The House of Representatives will vote on a financial bailout bill for the second time in a week this afternoon, and backers of the measure are desperately hoping to corral at least 13 more vote than they did on Monday, when the bill failed by a 228-205 margin.
In order to have any hope of wrangling those 13 votes, party leaders need to understand the unusual ingredients that made up the defeating coalition. Various Trailhead readers noted that the extremes of both parties voted against the measure, while donations from Freddie Mac and Fannie Mae correlated with support for the bill.
Catholic University politics professor Matthew Green took that analysis a step further. He ran the roll call-vote against 14 factors that might have affected a representative’s vote: Data points like freshman status, membership in the various House caucuses, vulnerability in the upcoming election, and so forth.
Using a standard logistic regression model , Green discovered several factors that reliably predicted a “no” vote, and another few that reliably predicted a “yes” vote.
Members of the Congressional Hispanic Caucus , the Blue Dog Coalition of fiscally conservative Democrats, the Congressional Black Caucus , and those on the ideological extremes of their party were likely to vote against the bill with a high statistical significant (p < .05, if that means anything to you).
Meanwhile, party leaders, those not running for re-election, and members of the New York delegation were significantly likely to support the bill.
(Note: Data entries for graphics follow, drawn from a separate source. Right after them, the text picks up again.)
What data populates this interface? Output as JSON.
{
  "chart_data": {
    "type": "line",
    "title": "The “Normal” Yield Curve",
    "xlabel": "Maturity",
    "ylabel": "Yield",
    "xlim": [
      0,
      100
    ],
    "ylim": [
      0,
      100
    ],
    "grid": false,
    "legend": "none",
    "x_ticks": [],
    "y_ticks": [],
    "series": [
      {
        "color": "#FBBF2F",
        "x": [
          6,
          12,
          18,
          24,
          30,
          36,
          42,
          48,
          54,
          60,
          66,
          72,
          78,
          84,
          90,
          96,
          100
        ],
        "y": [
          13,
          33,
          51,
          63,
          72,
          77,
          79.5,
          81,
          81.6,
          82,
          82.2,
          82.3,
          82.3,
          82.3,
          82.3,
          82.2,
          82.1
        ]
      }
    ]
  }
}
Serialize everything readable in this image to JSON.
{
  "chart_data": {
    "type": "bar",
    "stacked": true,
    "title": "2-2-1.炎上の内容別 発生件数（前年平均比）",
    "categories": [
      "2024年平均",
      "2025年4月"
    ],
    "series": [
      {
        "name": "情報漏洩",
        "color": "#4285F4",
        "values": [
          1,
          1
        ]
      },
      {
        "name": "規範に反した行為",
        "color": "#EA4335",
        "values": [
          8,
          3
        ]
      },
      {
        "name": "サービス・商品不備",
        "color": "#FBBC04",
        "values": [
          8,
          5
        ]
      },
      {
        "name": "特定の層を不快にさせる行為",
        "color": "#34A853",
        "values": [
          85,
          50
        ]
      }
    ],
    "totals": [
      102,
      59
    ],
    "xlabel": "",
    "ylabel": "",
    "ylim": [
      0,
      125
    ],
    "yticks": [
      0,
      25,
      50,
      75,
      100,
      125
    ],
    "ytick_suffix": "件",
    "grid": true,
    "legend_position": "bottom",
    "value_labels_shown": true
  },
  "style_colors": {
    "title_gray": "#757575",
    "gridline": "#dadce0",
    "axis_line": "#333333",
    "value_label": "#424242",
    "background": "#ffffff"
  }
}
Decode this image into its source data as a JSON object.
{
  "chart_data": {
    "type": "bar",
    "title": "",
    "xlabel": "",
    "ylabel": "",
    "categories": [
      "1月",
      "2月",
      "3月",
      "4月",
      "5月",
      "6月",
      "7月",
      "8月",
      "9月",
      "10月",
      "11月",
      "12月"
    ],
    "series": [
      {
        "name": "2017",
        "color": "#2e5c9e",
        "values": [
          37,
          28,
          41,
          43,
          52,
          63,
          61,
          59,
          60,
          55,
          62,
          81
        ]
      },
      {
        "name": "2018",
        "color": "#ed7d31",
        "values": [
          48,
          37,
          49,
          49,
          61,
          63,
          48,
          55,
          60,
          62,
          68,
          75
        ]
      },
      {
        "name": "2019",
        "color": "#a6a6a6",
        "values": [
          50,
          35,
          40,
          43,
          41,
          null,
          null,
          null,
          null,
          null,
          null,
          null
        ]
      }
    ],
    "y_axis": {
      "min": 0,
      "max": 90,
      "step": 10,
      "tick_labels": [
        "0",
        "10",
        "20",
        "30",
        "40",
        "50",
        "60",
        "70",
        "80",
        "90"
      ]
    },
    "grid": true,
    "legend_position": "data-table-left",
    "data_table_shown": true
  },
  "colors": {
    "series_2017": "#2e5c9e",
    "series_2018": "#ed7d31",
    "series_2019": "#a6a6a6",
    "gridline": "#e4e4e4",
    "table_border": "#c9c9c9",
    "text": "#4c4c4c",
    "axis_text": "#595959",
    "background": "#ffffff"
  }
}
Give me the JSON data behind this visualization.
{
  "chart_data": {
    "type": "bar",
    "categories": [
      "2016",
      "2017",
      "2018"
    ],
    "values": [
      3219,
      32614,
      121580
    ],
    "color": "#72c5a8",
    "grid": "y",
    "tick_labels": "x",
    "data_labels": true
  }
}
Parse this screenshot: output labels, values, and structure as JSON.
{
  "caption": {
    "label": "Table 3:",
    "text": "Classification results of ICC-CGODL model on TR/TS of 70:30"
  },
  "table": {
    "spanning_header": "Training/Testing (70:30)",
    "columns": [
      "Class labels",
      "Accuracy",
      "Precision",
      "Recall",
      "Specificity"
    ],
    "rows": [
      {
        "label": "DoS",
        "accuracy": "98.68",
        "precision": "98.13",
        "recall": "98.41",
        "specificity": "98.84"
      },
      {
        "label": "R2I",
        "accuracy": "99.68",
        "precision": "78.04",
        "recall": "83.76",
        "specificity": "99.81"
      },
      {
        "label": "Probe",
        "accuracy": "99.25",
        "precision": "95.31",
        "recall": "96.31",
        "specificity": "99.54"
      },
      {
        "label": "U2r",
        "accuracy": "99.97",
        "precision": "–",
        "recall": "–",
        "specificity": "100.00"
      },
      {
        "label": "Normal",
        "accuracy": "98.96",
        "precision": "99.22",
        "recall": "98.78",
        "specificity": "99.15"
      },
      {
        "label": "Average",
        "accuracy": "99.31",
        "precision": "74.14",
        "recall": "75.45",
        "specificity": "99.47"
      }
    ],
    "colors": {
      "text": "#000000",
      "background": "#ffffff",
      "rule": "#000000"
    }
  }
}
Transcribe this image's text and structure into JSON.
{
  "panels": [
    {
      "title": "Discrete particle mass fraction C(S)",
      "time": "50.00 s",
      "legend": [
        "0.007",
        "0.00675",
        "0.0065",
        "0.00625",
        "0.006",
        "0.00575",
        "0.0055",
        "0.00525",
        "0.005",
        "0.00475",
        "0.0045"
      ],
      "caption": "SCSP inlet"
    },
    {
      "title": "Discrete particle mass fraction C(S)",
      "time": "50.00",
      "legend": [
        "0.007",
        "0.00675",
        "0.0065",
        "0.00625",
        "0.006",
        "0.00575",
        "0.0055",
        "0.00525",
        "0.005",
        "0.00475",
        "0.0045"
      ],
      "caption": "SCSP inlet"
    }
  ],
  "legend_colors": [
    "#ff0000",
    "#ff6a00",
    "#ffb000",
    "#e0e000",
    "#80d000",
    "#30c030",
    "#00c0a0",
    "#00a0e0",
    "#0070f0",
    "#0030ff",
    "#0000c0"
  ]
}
Members of the Financial Services Committee also trended toward supporting the bill, but with a slightly weaker correlation.
This model essentially studies each factor in a vacuum, holding other factors constant in order to study its effects in isolation. So a lawmaker with multiple, conflicting traits—take for examples, Rep. James Clyburn , D-S.C., a member of the Congressional Black Caucus and a party leader—predicting the vote gets tricky.